COLD Storage Company (CSC)’s corporate rescue practitioner Vonani Majoko has questioned the legality of CSC-Boustead Beef Zimbabwe, a company set to take over the management of the meat processor’s operations for 25 years.
Majoko of Majoko and Majoko Legal Practitioners, who is currently seeking a two-year extension at the High Court as the rescue practitioner, said there was no company registered as CSC-Boustead Beef Zimbabwe in the country.
The country’s biggest meat processor is set to reopen this month under a new name, CSC-Boustead Beef Zimbabwe for the first time after being dormant for two decades.
Majoko is, however, questioning the legal existence of the CSC-Boustead Beef Zimbabwe.
Government and Boustead Beef, a United Kingdom-based investor signed a US$400 million agreement in 2019, which also obliged the investor to use the CSC’s assets and extinguish the company’s liabilities.
“There is no company registered as CSC-Boustead Beef Zimbabwe that I know of. That would have entailed a name change at the company’s office. If there was a name change I missed it,” Majoko said in an interview.
“As the CSC corporate rescue practitioner, I should have initiated such a name change after appropriate consultation with the shareholder, but I did not. There has been no legal name change. It’s of no legal force and is a nullity,” he added.
Majoko said legal obligations could not be avoided by changing a debtor’s name, “otherwise notaries would be obscenely rich from the business of debtors resorting to the simple device of a name change”.
Majoko is currently facing fraud allegations at Mbare Magistrates Court around issues of CSC rentals, while a complaint has been filed before the Master of the High Court over his alleged conflict of interest in CSC.
According to a letter dated April 14, 2022, by a former CSC employee seen by the Independent, Majoko is accused of being a creditor through CSC hence making him an interested party.
Interestingly, Majoko replaced Ngoni Kudenga of BDO Zimbabwe, who was also removed over conflict of interest allegations.
“As for the CSC opening after Easter, again, I only read about it in the press. If it happens, I would be overjoyed as would every Zimbabwean, but I’m not buying champagne to celebrate as yet,” he said.
“Look, some work has been done on the Bulawayo plant. I have toured the plant a few times. I do not believe it is possible that the plant will open this month. No one hides good news.
“Whoever would have gotten the abattoir running would have invited me to confirm to the public and creditors so I could say, as they say, we have a good story to tell.
“My scepticism comes from the fact that there have been such press announcements before, but not borne out by events on the ground,” he added.

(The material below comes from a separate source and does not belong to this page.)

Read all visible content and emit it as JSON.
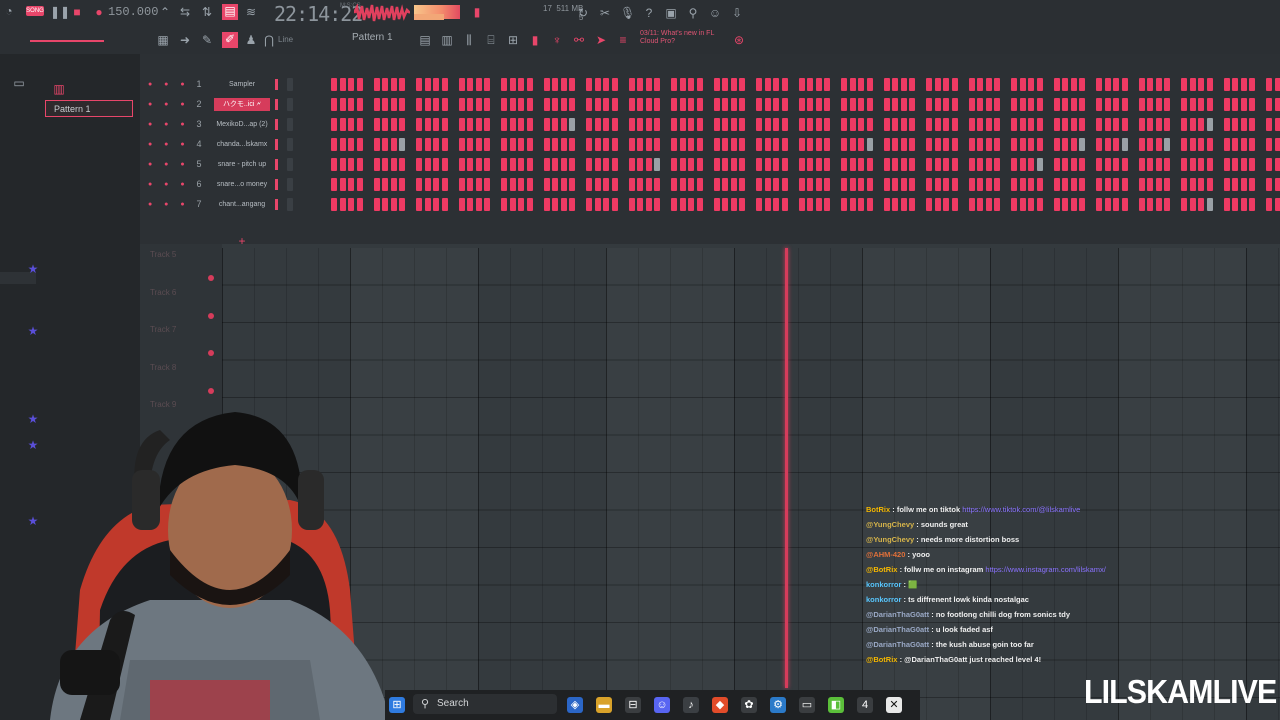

Majoko’s latest comments come as various stakeholders are calling for his removal with some accusing him of being out of touch with developments in the company, while others allege that he has been closed out of the company.
Asked about why, as the corporate rescue practitioner, he was not in the know about developments at the CSC, Majoko said: “I don’t have the confidence of the Ministry of Lands, (Agriculture, Fisheries, Water and Rural Resettlement). It’s public knowledge that I don’t have the confidence of critical stakeholders in the CSC.
“There are court cases for my removal as CSC corporate rescue practitioner. With the challenges to my appointment, it is not difficult to see how confusion arises, especially since there are parallel agreements about the management of the same entity.
“I cannot say they don’t want me. They say that the process leading to my appointment was irregular,” Majoko said.
In terms of capital injection into the operations, he said: “To be honest at this stage I’m unable to say, except that some work has been done at the Bulawayo plant.”
Boustead Beef representative, Reginald Shoko said they were on schedule to reopen this month.
“I am lost about this name change issue because Boustead Beef Zimbabwe, that’s our company. It is Boustead Beef Zimbabwe trading as CSC-Boustead Beef,” he said.
“As for re-opening, we are still within our schedule for month-end and in fact, we have started screening former CSC employees for suitable ages.”
CSC has been struggling to sustain profitable operations over the years and faces the risk of liquidation as creditors demand their dues.
At Independence in 1980 and in the 1990s, CSC was one of Zimbabwe’s major foreign currency earners, as it exported beef to the European Union (EU).